使用 Doris 和 Hudi 构建 Lakehouse

作为一种全新的开放式的数据管理架构，湖仓一体（Data Lakehouse）融合了数据仓库的高性能、实时性以及数据湖的低成本、灵活性等优势，帮助用户更加便捷地满足各种数据处理分析的需求，在企业的大数据体系中已经得到越来越多的应用。

在过去多个版本中，Apache Doris 持续加深与数据湖的融合，当前已演进出一套成熟的湖仓一体解决方案。

自 0.15 版本起，Apache Doris 引入 Hive 和 Iceberg 外部表，尝试在 Apache Iceberg 之上探索与数据湖的能力结合。
自 1.2 版本起，Apache Doris 正式引入 Multi-Catalog 功能，实现了多种数据源的自动元数据映射和数据访问、并对外部数据读取和查询执行等方面做了诸多性能优化，完全具备了构建极速易用 Lakehouse 架构的能力。
在 2.1 版本中，Apache Doris 湖仓一体架构得到全面加强，不仅增强了主流数据湖格式（Hudi、Iceberg、Paimon 等）的读取和写入能力，还引入了多 SQL 方言兼容、可从原有系统无缝切换至 Apache Doris。在数据科学及大规模数据读取场景上，Doris 集成了 Arrow Flight 高速读取接口，使得数据传输效率实现 100 倍的提升。

Apache Doris & Hudi

Apache Hudi 是目前最主流的开放数据湖格式之一，也是事务性的数据湖管理平台，支持包括 Apache Doris 在内的多种主流查询引擎。
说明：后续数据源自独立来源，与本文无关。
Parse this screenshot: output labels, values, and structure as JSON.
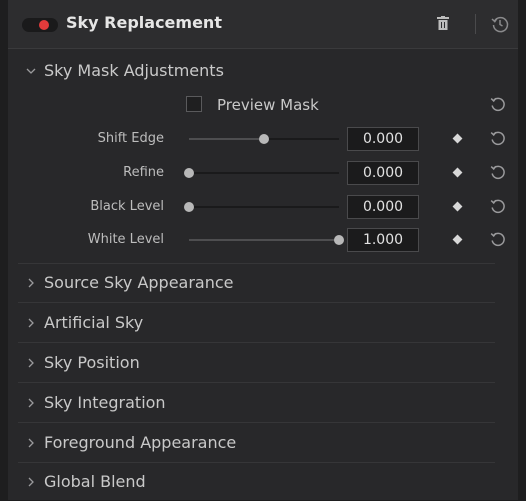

Apache Doris 同样对 Apache Hudi 数据表的读取能力进行了增强：

支持 Copy on Write Table：Snapshot Query
支持 Merge on Read Table：Snapshot Queries, Read Optimized Queries
支持 Time Travel
支持 Incremental Read

凭借 Apache Doris 的高性能查询执行以及 Apache Hudi 的实时数据管理能力，可以实现高效、灵活、低成本的数据查询和分析，同时也提供了强大的数据回溯、审计和增量处理功能，当前基于 Apache Doris 和 Apache Hudi 的组合已经在多个社区用户的真实业务场景中得到验证和推广：

实时数据分析与处理：比如金融行业交易分析、广告行业实时点击流分析、电商行业用户行为分析等常见场景下，都要求实时的数据更新及查询分析。Hudi 能够实现对数据的实时更新和管理，并保证数据的一致性和可靠性，Doris 则能够实时高效处理大规模数据查询请求，二者结合能够充分满足实时数据分析与处理的需求。
数据回溯与审计：对于金融、医疗等对数据安全和准确性要求极高的行业来说，数据回溯和审计是非常重要的功能。Hudi 提供了时间旅行（Time Travel）功能，允许用户查看历史数据状态，结合 Apache Doris 高效查询能力，可快速查找分析任何时间点的数据，实现精确的回溯和审计。
增量数据读取与分析：在进行大数据分析时往往面临着数据规模庞大、更新频繁的问题，Hudi 支持增量数据读取，这使得用户可以只需处理变化的数据，不必进行全量数据更新；同时 Apache Doris 的 Incremental Read 功能也可使这一过程更加高效，显著提升了数据处理和分析的效率。
跨数据源联邦查询：许多企业数据来源复杂，数据可能存储在不同的数据库中。Doris 的 Multi-Catalog 功能支持多种数据源的自动映射与同步，支持跨数据源的联邦查询。这对于需要从多个数据源中获取和整合数据进行分析的企业来说，极大地缩短了数据流转路径，提升了工作效率。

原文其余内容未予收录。